We have a couple of similar pages in our web app where each shows merely a data grid for tabular data. They differ only in the type of data to be shown, i.e. with different number and kind of columns.

We have discussed the following options without any conclusion yet.

  1. Make all grids full width no matter how many columns there are.

  2. Make grids only wide enough for their number of present columns.

    a) Narrow grids are horizontally centered.

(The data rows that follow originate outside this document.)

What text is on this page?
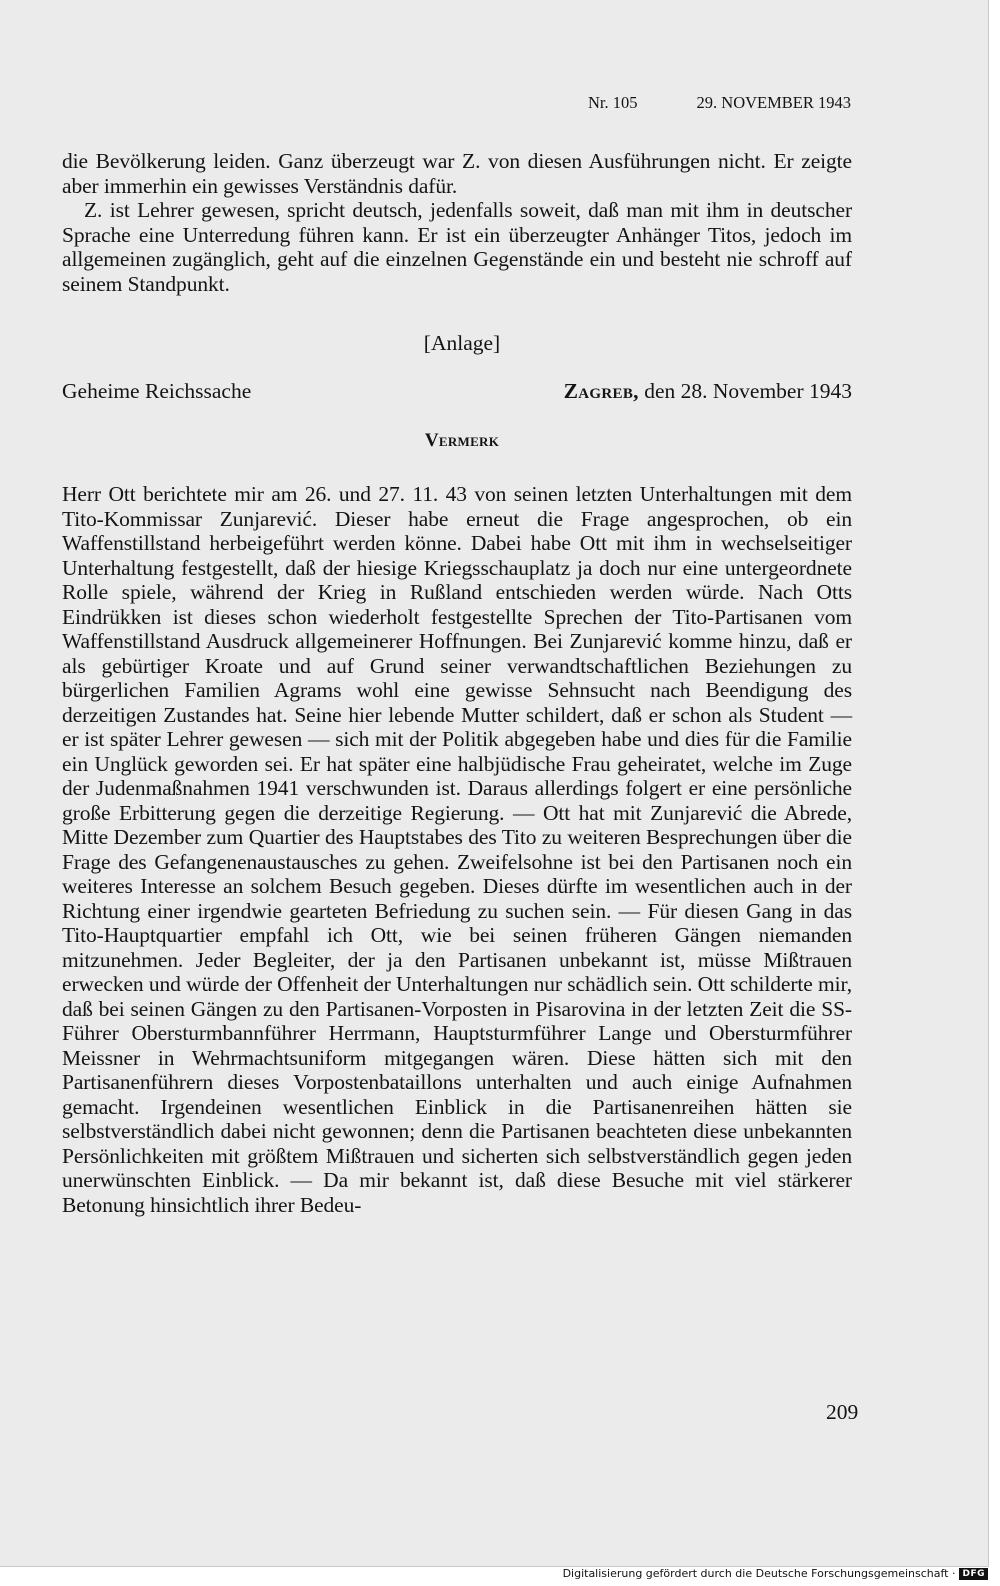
Nr. 105	29. NOVEMBER 1943

die Bevölkerung leiden. Ganz überzeugt war Z. von diesen Ausführungen nicht. Er zeigte aber immerhin ein gewisses Verständnis dafür.

Z. ist Lehrer gewesen, spricht deutsch, jedenfalls soweit, daß man mit ihm in deutscher Sprache eine Unterredung führen kann. Er ist ein überzeugter Anhänger Titos, jedoch im allgemeinen zugänglich, geht auf die einzelnen Gegenstände ein und besteht nie schroff auf seinem Standpunkt.

[Anlage]
Geheime Reichssache	Zagreb, den 28. November 1943
Vermerk

Herr Ott berichtete mir am 26. und 27. 11. 43 von seinen letzten Unterhaltungen mit dem Tito-Kommissar Zunjarević. Dieser habe erneut die Frage angesprochen, ob ein Waffenstillstand herbeigeführt werden könne. Dabei habe Ott mit ihm in wechselseitiger Unterhaltung festgestellt, daß der hiesige Kriegsschauplatz ja doch nur eine untergeordnete Rolle spiele, während der Krieg in Rußland entschieden werden würde. Nach Otts Eindrükken ist dieses schon wiederholt festgestellte Sprechen der Tito-Partisanen vom Waffenstillstand Ausdruck allgemeinerer Hoffnungen. Bei Zunjarević komme hinzu, daß er als gebürtiger Kroate und auf Grund seiner verwandtschaftlichen Beziehungen zu bürgerlichen Familien Agrams wohl eine gewisse Sehnsucht nach Beendigung des derzeitigen Zustandes hat. Seine hier lebende Mutter schildert, daß er schon als Student — er ist später Lehrer gewesen — sich mit der Politik abgegeben habe und dies für die Familie ein Unglück geworden sei. Er hat später eine halbjüdische Frau geheiratet, welche im Zuge der Judenmaßnahmen 1941 verschwunden ist. Daraus allerdings folgert er eine persönliche große Erbitterung gegen die derzeitige Regierung. — Ott hat mit Zunjarević die Abrede, Mitte Dezember zum Quartier des Hauptstabes des Tito zu weiteren Besprechungen über die Frage des Gefangenenaustausches zu gehen. Zweifelsohne ist bei den Partisanen noch ein weiteres Interesse an solchem Besuch gegeben. Dieses dürfte im wesentlichen auch in der Richtung einer irgendwie gearteten Befriedung zu suchen sein. — Für diesen Gang in das Tito-Hauptquartier empfahl ich Ott, wie bei seinen früheren Gängen niemanden mitzunehmen. Jeder Begleiter, der ja den Partisanen unbekannt ist, müsse Mißtrauen erwecken und würde der Offenheit der Unterhaltungen nur schädlich sein. Ott schilderte mir, daß bei seinen Gängen zu den Partisanen-Vorposten in Pisarovina in der letzten Zeit die SS-Führer Obersturmbannführer Herrmann, Hauptsturmführer Lange und Obersturmführer Meissner in Wehrmachtsuniform mitgegangen wären. Diese hätten sich mit den Partisanenführern dieses Vorpostenbataillons unterhalten und auch einige Aufnahmen gemacht. Irgendeinen wesentlichen Einblick in die Partisanenreihen hätten sie selbstverständlich dabei nicht gewonnen; denn die Partisanen beachteten diese unbekannten Persönlichkeiten mit größtem Mißtrauen und sicherten sich selbstverständlich gegen jeden unerwünschten Einblick. — Da mir bekannt ist, daß diese Besuche mit viel stärkerer Betonung hinsichtlich ihrer Bedeu-

209
Digitalisierung gefördert durch die Deutsche Forschungsgemeinschaft · DFG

    b) Narrow grids are left-aligned.

Which one is better suited for the user?

  • This depends on the relation between the data tables and aesthetics of the page. Can you share some background info for more context and some images maybe?
    – jazZRo
    Commented Jun 6, 2023 at 16:00

2 Answers 2


Your second option is the most appropriate; otherwise, if columns are too width, you'll face content floating in your table cells, which will cause a high cognitive load. Columns have to be as wide as needed for the content, which means the entire table must accommodate the necessary space for those columns and nothing more.

As for the sub-items of your second option, I'm not sure if you refer to the position of the table in the layout or the width of the columns in your table. In the first case, it's a design decision; you can center vertically and horizontally if you want, it depends on your design system.

If what you mean is columns in the table, then their content must be aligned according to the type of content. Just in case, here's an excellent resource for data table best practices.

  • Can you explain what you mean with floating? When the text aligns left the last column can just stretch the rest of the width, right?
    – jazZRo
    Commented Jun 6, 2023 at 16:03
  • I mean the content will have a lot of blank space at one of the sides
    – Devin
    Commented Jun 6, 2023 at 16:53

When you consider effort to impact, both options give you the same impact, but Option 2 has way less effort.

The "floating" mentioned by @Devin is definitely what I'm concerned about as well. When your table is too wide, the code that makes the table seat centered horizontally will allow the left/right borders to be off screen. And given that you don't know which pages will overflow, this issue will be fun to keep track of.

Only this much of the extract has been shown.